The Schlegels of old would no doubt look askance at this conspicuous consumption. Both Bob and Myrna, who grew up just south of Kitchener, come from Mennonite, and ultimately Amish, stock, two religious groups known for strict austerity. (“By the way,” says Myrna, “we’re Methodists now.”) “My mother, growing up, wore a head covering to church—very, very different from her lifestyle now,” says Kim. “My grandmother did not have a wedding ring until she went to the hospital to give birth to their fifth child and basically said, ‘I don’t want the nurses thinking I’m not married’—so she got her first wedding ring.”

Bob grew up on his father’s dairy and poultry farm, where he took his share of knocks. At 5, he broke his neck and spent a year in a body cast. At 7, he was mauled by two Great Danes. Around the same time the Schlegel homestead burned down. Yet Bob was entrepreneurial and peddled knives and first-aid kits to neighbours, and later installed a Pepsi machine at the local garage. “To whom much is given, much is expected,” is his Mennonite motto and the Schlegel family creed. Noted philanthropists in Dallas, they also have a building—the Schlegel Centre for Entrepreneurship—named after them at Wilfrid Laurier University, Bob’s alma mater.

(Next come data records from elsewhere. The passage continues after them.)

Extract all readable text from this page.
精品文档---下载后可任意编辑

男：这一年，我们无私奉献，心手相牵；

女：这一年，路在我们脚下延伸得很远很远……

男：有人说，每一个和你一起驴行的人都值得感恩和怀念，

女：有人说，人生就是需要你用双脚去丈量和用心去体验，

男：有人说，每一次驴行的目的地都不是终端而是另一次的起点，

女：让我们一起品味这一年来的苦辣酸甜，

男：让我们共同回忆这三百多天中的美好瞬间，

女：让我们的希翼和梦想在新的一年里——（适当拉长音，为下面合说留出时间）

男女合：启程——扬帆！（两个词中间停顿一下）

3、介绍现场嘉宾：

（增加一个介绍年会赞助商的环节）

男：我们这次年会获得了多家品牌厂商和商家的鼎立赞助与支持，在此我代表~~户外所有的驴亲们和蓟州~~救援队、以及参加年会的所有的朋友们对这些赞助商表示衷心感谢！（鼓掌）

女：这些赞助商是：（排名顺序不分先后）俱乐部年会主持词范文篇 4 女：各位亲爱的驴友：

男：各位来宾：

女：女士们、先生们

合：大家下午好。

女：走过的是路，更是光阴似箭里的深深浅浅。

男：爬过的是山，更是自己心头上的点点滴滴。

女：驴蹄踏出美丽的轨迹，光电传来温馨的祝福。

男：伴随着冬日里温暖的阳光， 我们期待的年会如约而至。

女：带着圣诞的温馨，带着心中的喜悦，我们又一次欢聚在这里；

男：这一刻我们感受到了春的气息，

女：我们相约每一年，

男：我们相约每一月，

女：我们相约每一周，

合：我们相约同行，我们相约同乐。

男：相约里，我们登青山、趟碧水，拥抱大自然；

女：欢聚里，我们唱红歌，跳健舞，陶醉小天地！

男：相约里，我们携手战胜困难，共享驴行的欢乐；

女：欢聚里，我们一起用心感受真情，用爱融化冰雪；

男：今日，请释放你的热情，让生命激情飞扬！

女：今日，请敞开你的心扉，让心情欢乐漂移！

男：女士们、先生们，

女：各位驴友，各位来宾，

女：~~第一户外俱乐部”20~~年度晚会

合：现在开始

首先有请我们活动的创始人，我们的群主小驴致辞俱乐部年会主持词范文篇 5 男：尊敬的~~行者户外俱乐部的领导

More than anything, the Schlegels like to party. “They don’t slow down,” says Brent Gingerich, a cousin and owner of peopleCare, the business the family left behind in Ontario. “They like to throw parties, and when they throw parties they throw big parties.”

That’s Dallas hospitality. For her part, Kim sees nothing paradoxical about her roots in quiet Canada and her current role keeping Dallas loud and shiny. “I think one of the reasons I felt so at home in Texas at such a young age is that Southerners are so friendly and warm, and I find that Canadians are the same way,” she says. Maybe that’s why she’s allowed her mother’s nickname for James Robert Maxwell Elam Schlegel Whitman, her four-year-old son, to stick. “Now we have a J.R. in Dallas with some good Canadian blood in him,” Kim laughs. On the other hand, it may not last. “My mother loves the new revival of the show Dallas but she was very upset that J.R. is still the villain—she thought by now he should be the good guy.”